Most cases settle, Berman said, primarily because it isn’t cost-efficient to fight. “Someone who sold $50,000 in merchandise is out in the cold and has to settle,” he said. “They have no choice because they can’t afford a defense against the budget of the Academy.”
Quinn Emanuel has been the Academy’s trademark and copyright infringement firm since soon after the firm was founded in 1986. The origin of that relationship began with a private investigator, according to David Quinto, one of the first attorneys at Quinn Emanuel to represent the Academy. Someone was stealing secretaries’ handbags during lunch hour at the Academy, so it hired a private investigator to catch a thief. The investigator noticed that a lot of “fake Oscars” were sold in Hollywood, and referred the Academy to Quinn Emanuel to handle the infringement work.
Since 1987, partner John Quinn has been the Academy’s general counsel, and several of the firm’s attorneys, including Tayback and Margret Caruso, co-chairwoman of the firm’s trademark and copyright practice group, handle Oscar matters on a regular basis.

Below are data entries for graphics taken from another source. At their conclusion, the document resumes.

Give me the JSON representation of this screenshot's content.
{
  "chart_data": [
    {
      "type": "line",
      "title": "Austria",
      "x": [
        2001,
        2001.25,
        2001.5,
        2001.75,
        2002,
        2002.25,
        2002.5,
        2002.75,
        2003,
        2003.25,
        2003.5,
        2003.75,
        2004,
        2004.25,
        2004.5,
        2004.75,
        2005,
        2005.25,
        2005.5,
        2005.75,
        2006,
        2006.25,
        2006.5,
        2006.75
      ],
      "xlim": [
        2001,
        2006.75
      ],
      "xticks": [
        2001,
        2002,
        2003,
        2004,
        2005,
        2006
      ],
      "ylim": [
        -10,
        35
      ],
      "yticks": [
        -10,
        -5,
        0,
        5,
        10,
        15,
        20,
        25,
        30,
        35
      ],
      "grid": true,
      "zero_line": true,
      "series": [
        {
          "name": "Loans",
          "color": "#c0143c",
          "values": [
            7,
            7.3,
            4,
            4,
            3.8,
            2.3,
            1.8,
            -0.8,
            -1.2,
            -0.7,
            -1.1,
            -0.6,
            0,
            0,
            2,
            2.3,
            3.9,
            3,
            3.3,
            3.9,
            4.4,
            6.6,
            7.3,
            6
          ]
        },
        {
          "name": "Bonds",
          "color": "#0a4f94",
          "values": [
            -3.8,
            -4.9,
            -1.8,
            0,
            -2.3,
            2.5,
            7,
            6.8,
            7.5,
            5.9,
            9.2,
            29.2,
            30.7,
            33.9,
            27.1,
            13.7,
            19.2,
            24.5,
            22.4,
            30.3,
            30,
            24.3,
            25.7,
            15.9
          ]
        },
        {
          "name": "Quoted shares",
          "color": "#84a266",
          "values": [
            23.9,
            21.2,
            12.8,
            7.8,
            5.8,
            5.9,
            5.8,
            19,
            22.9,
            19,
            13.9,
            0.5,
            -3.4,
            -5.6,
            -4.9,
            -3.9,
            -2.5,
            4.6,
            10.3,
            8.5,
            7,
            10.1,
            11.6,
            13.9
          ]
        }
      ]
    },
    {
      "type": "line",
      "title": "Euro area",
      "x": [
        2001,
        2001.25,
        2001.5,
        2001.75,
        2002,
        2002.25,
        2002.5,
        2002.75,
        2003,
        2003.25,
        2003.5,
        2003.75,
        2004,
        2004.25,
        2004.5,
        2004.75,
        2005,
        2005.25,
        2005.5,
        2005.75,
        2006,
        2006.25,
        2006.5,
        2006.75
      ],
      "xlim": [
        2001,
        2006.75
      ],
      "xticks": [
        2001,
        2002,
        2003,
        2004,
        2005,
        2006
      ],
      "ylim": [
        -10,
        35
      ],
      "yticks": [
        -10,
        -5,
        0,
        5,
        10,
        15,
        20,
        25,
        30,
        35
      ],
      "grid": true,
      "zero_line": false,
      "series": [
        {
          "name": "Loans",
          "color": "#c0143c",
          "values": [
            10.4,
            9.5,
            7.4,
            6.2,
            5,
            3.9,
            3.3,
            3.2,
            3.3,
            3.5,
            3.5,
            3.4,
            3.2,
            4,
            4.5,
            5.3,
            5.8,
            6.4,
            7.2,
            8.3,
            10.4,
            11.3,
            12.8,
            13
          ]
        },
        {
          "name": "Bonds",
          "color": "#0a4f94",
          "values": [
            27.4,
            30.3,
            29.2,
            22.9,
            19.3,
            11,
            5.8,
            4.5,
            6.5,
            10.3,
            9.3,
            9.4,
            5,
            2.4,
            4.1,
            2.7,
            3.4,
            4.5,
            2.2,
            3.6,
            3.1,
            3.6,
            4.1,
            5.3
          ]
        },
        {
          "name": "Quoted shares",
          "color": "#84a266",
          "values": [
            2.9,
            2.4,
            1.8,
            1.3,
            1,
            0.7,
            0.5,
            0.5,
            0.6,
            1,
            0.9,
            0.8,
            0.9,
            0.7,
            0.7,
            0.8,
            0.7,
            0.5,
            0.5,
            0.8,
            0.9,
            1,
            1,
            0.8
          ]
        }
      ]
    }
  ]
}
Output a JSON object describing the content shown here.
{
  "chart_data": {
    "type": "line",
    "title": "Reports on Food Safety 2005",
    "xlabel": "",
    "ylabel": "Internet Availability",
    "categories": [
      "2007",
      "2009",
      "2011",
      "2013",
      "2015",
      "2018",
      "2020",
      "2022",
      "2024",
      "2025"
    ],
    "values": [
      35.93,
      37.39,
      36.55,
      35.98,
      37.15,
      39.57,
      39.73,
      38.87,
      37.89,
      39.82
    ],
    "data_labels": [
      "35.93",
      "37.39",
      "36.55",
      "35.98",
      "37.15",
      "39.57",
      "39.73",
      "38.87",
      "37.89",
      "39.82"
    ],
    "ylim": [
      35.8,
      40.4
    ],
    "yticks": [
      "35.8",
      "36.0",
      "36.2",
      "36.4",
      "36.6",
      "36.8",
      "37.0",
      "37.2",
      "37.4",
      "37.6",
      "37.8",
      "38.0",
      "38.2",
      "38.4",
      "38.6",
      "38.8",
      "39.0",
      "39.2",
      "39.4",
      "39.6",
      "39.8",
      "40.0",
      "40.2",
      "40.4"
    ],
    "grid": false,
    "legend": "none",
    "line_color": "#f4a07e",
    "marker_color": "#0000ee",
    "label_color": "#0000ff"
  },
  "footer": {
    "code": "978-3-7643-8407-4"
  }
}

Quinto, now at Kupferstein Manuel & Quinto after more than 25 years representing the Academy at Quinn Emanuel, said one of the most significant cases ended in 1991, when the U.S. Court of Appeals for the Ninth Circuit held in Academy of Motion Picture v. Creative House that the Oscars trademark “should be given the strongest possible protection against infringement.”
“That line from the Ninth Circuit been used in just about every cease-and-desist letter since,” Quinto said.
Many of the recent cases have involved sales of genuine Oscar statuettes, typically by family members or estates of those who won the awards. Under a 1951 provision of their contract, Oscar holders must agree to offer the Academy the right of first refusal to purchase their award for $1 before putting it on the public market.
Last year, the Academy sued an auction house that sold an Oscar awarded in 1942 to Joseph Wright, art director of the musical My Gal Sal. The Academy also has sued the auction house that purchased the Oscar, and Wright’s nephew, who inherited the award.
Brian Grossman, a partner at Tesser Ruttenberg & Grossman in Los Angeles, who represents the buyer, said the contract provision doesn’t apply in this case.
“The issue litigating in the court right now is whether the enactment of subsequent bylaws years after the Oscar was awarded is binding on somebody who received it,” he said.
The suit seeks compensatory damages of $79,200—the sale price of the Oscar. But the case isn’t about the money, Grossman said.
“They don’t want the Oscars to become a commodity,” he said. “The Academy prides itself in being above mere commerce, and I guess they just want their Oscar back.”